SEBI’s message is clear: pay up within 15 days or face the consequences. The regulator has warned the former officials of potential arrest and the attachment of their assets and bank accounts if they fail to comply.
The individuals targeted by these demand notices are Krishna Hari G, the former VP (F&A) of KSBL; Srikrishna Gurazada, the ex-compliance officer of KSBL; and Srinivasa Raju, the former General Manager of back-office operations.
The action is a response to these officials’ failure to pay the fines imposed on them back in May. In three separate notices, SEBI has directed Krishna Hari G to pay Rs 1.06 crore, Raju to remit Rs 42.41 lakh, and Gurazada to pay Rs 31.81 lakh, including interest and recovery costs, all within the 15-day window.
The consequences of non-compliance are severe. SEBI reserves the right to recover the outstanding amounts by attaching and selling any movable and immovable property of these individuals. Additionally, their bank accounts could be subject to attachment, and they may even face arrest.
The underlying case involves KSBL’s unethical practices of raising substantial funds by pledging client securities and misusing the Power of Attorney (PoA) granted to them by clients. These funds were subsequently diverted to KSBL’s group entities, resulting in clear violations of various legal provisions.
KSBL sold excess securities amounting to Rs 485 crore through nine related entities, which were also their clients, until May 2019. Furthermore, KSBL transferred excess securities to six of these nine related entities.
The overall borrowing by KSBL, which was securing loans from financial institutions by pledging shares of its clients as collateral, reached Rs 2,032.67 crore by September 2019. The value of securities pledged by the stockbroker during this period was Rs 2,700 crore, indicating the extent of the financial misconduct.
SEBI had previously levied fines on these officials in May, with Krishna Hari G facing a fine of Rs 1 crore, Raju a fine of Rs 40 lakh, and Gurazada a fine of Rs 30 lakh. The regulatory authority is resolute in its commitment to ensuring accountability and justice in the case.
This development underscores Sebi’s uncompromising stance on safeguarding the integrity of financial markets and protecting investors’ interests. It serves as a strong warning to individuals engaged in financial misconduct and misappropriation of client funds, reinforcing the message that such actions will not go unpunished.
SEBI’s demand notices to the former officials of Karvy Group send a powerful message: financial misconduct will be met with strict consequences, and no one is above the law in the Indian capital market.
Regulation 49 certificates are a crucial part of SEBI’s regulatory framework, focusing on ensuring compliance with share transfer formalities. In light of the recent enforcement action, it becomes evident that adhering to these regulatory requirements is paramount to maintain trust and integrity in the financial markets.
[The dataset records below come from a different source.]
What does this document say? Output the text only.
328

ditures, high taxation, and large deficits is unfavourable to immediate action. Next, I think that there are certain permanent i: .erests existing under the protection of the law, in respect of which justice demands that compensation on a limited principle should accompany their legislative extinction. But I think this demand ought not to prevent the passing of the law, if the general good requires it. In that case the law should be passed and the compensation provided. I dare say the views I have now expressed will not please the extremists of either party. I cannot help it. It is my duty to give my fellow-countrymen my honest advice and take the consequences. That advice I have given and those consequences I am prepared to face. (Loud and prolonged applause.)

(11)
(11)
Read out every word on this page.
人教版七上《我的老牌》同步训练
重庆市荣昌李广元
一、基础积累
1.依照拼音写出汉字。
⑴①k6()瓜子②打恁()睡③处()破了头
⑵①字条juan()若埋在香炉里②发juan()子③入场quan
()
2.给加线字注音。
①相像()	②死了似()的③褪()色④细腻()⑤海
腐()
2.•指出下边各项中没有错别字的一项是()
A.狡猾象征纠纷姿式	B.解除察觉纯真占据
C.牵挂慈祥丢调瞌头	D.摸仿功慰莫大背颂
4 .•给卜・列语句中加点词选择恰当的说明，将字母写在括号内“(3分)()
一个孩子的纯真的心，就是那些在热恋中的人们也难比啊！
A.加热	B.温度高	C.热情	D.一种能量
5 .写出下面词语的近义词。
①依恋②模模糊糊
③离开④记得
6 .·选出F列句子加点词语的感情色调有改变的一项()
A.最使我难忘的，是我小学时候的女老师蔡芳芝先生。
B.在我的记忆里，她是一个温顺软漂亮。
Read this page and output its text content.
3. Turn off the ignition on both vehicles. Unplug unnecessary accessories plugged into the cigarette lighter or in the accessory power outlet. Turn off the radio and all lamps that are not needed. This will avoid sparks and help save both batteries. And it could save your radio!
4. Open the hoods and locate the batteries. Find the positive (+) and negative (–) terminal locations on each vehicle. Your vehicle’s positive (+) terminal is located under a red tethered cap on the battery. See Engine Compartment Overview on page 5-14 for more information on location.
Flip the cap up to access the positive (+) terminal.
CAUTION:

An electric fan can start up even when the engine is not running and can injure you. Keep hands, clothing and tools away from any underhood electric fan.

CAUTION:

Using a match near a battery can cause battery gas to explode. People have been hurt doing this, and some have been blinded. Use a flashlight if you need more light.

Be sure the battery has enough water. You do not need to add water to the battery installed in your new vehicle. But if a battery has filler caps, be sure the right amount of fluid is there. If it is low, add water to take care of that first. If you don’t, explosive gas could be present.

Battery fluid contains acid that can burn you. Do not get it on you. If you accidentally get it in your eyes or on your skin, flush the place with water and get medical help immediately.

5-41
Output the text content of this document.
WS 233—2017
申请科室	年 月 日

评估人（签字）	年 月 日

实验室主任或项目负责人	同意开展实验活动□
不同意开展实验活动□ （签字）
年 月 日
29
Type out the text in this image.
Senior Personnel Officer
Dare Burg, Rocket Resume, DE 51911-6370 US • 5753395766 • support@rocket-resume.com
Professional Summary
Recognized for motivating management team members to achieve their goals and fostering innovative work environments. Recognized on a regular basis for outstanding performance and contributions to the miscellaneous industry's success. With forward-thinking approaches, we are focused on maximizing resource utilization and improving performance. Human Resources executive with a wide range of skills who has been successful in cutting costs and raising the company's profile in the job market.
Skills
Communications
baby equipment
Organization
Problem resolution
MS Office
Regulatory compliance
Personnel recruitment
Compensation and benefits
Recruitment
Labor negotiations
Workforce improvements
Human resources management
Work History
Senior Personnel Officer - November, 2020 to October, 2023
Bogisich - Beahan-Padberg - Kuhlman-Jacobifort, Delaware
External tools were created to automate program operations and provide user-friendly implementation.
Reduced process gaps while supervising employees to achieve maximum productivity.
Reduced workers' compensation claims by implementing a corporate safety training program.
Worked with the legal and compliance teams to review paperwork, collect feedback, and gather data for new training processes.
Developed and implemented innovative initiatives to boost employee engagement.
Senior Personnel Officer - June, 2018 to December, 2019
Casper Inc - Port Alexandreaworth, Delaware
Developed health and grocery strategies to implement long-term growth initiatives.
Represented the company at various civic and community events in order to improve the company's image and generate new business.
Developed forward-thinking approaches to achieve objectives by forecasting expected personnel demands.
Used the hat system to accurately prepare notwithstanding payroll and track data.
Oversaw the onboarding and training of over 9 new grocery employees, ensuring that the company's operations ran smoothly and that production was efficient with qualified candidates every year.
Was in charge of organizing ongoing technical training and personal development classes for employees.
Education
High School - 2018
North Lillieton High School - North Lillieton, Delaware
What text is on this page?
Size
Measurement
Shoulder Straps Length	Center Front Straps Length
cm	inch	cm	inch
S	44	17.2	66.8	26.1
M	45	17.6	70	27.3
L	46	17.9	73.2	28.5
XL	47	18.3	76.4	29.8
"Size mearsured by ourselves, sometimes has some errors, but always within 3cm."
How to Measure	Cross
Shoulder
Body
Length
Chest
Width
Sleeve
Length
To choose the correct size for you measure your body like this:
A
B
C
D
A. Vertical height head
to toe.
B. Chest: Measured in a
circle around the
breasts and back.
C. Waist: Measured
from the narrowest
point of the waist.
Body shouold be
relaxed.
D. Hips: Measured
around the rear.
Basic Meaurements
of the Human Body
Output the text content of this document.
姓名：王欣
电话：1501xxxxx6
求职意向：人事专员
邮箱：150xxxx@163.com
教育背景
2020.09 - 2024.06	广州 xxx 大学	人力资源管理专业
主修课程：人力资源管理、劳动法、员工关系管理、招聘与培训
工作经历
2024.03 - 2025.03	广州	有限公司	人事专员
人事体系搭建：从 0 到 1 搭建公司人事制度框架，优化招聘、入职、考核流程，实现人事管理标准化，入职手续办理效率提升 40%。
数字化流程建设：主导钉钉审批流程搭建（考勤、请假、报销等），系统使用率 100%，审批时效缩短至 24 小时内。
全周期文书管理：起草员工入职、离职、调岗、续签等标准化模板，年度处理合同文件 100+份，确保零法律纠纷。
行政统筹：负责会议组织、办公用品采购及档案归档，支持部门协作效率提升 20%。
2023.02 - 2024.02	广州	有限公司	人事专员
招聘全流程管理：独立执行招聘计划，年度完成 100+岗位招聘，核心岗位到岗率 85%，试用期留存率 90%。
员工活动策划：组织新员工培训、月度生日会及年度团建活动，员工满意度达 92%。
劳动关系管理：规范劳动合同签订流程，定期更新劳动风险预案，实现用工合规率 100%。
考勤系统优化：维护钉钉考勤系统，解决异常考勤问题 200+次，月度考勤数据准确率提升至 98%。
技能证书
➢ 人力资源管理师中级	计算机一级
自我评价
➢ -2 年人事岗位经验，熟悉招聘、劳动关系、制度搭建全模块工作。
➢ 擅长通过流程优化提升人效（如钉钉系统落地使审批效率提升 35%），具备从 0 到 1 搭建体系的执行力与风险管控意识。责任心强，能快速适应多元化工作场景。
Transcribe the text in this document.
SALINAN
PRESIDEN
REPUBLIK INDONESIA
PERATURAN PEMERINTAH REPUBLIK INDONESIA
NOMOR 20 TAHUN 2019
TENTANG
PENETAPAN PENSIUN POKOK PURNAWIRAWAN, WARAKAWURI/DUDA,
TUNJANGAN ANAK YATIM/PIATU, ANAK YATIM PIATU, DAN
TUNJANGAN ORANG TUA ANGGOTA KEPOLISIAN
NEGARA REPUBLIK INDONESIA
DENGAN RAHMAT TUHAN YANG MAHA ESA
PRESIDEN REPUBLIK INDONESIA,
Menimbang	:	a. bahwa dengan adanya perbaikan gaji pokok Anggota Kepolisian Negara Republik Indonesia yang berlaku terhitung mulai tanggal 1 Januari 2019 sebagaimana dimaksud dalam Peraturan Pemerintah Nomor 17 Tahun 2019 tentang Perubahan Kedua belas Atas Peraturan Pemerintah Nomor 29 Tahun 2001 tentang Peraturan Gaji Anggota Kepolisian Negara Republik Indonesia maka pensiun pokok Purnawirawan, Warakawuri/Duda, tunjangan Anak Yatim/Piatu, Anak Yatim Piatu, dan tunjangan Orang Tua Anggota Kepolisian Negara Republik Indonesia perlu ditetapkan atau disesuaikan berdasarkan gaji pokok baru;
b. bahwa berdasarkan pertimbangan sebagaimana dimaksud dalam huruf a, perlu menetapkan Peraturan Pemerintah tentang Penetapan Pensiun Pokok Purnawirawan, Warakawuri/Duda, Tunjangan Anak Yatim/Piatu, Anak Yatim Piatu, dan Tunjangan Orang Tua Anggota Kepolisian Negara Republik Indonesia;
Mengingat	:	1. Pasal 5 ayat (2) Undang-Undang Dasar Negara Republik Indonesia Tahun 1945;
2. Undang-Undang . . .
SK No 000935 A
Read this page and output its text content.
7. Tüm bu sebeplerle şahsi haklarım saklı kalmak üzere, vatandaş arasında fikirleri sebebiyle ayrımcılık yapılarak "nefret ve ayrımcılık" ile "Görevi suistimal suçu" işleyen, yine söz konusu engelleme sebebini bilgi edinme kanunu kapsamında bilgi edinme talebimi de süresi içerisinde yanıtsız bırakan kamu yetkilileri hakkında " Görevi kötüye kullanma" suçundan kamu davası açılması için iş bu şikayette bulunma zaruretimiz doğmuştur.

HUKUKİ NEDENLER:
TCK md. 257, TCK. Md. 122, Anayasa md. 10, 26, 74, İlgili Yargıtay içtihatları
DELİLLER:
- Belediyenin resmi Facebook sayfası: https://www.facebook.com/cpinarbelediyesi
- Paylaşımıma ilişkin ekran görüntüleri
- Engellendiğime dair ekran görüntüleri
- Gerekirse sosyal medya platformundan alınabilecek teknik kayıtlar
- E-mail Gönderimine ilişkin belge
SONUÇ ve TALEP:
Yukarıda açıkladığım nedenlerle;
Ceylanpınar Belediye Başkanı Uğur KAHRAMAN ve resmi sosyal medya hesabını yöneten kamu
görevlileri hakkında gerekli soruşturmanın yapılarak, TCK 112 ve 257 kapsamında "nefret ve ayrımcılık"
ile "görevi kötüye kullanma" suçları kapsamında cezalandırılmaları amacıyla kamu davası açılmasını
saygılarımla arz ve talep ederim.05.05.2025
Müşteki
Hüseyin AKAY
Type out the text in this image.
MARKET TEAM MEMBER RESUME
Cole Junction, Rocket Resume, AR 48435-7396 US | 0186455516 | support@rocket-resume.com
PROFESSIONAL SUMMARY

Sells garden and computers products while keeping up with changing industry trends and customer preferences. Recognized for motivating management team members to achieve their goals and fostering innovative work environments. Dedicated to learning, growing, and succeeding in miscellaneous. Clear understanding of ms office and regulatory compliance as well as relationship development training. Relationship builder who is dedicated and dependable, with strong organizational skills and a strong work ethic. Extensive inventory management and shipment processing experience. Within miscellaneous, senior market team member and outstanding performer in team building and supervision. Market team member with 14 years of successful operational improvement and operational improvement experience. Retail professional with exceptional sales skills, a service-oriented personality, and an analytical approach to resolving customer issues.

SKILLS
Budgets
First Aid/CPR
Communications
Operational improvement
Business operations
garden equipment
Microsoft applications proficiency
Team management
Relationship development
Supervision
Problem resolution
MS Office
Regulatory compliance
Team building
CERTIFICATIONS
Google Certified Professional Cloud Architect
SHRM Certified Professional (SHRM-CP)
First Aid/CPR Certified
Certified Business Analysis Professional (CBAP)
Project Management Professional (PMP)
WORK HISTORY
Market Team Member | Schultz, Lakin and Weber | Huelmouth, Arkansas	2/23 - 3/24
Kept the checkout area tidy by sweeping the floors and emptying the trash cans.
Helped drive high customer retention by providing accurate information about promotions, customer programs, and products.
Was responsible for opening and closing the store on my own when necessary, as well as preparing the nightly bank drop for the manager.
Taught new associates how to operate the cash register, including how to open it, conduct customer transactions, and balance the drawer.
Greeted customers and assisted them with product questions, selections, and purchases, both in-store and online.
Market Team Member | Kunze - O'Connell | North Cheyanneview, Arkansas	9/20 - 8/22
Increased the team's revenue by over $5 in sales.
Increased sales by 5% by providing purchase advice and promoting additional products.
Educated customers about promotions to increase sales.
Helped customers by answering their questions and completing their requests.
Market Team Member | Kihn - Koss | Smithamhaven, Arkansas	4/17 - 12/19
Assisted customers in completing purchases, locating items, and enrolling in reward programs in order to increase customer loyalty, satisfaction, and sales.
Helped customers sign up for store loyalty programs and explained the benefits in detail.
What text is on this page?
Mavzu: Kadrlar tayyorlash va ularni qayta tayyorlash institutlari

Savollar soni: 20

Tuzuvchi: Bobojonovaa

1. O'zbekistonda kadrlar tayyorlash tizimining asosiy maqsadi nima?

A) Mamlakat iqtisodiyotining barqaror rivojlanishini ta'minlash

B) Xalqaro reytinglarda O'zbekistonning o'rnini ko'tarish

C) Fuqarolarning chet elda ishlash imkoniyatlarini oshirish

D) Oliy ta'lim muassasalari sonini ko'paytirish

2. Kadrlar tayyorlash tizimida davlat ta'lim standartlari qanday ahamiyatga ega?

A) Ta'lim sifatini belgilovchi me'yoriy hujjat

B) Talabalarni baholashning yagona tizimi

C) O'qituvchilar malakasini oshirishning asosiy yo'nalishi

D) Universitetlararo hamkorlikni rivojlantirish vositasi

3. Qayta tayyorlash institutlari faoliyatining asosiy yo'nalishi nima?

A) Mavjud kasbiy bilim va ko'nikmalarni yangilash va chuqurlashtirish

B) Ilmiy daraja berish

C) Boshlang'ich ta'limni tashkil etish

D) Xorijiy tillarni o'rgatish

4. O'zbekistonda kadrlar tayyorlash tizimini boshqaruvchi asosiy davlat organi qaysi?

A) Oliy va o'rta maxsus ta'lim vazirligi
Moreover, for companies looking to enter the market or raise capital, including Small and Medium-sized Enterprises (SMEs) planning an Initial Public Offering (IPO), understanding and adhering to SEBI’s regulations is paramount. Regulatory compliance is a cornerstone of maintaining trust and integrity in India’s financial markets. It is a collective effort to ensure a robust and secure financial environment for investors and stakeholders.
SEBI’s recent issuance of demand notices to former officials of the Karvy Group underscores the regulator’s commitment to upholding the highest standards of transparency, compliance, and ethics in India’s financial markets. This action serves as a warning to all entities operating in the securities market to adhere to SEBI’s regulations diligently.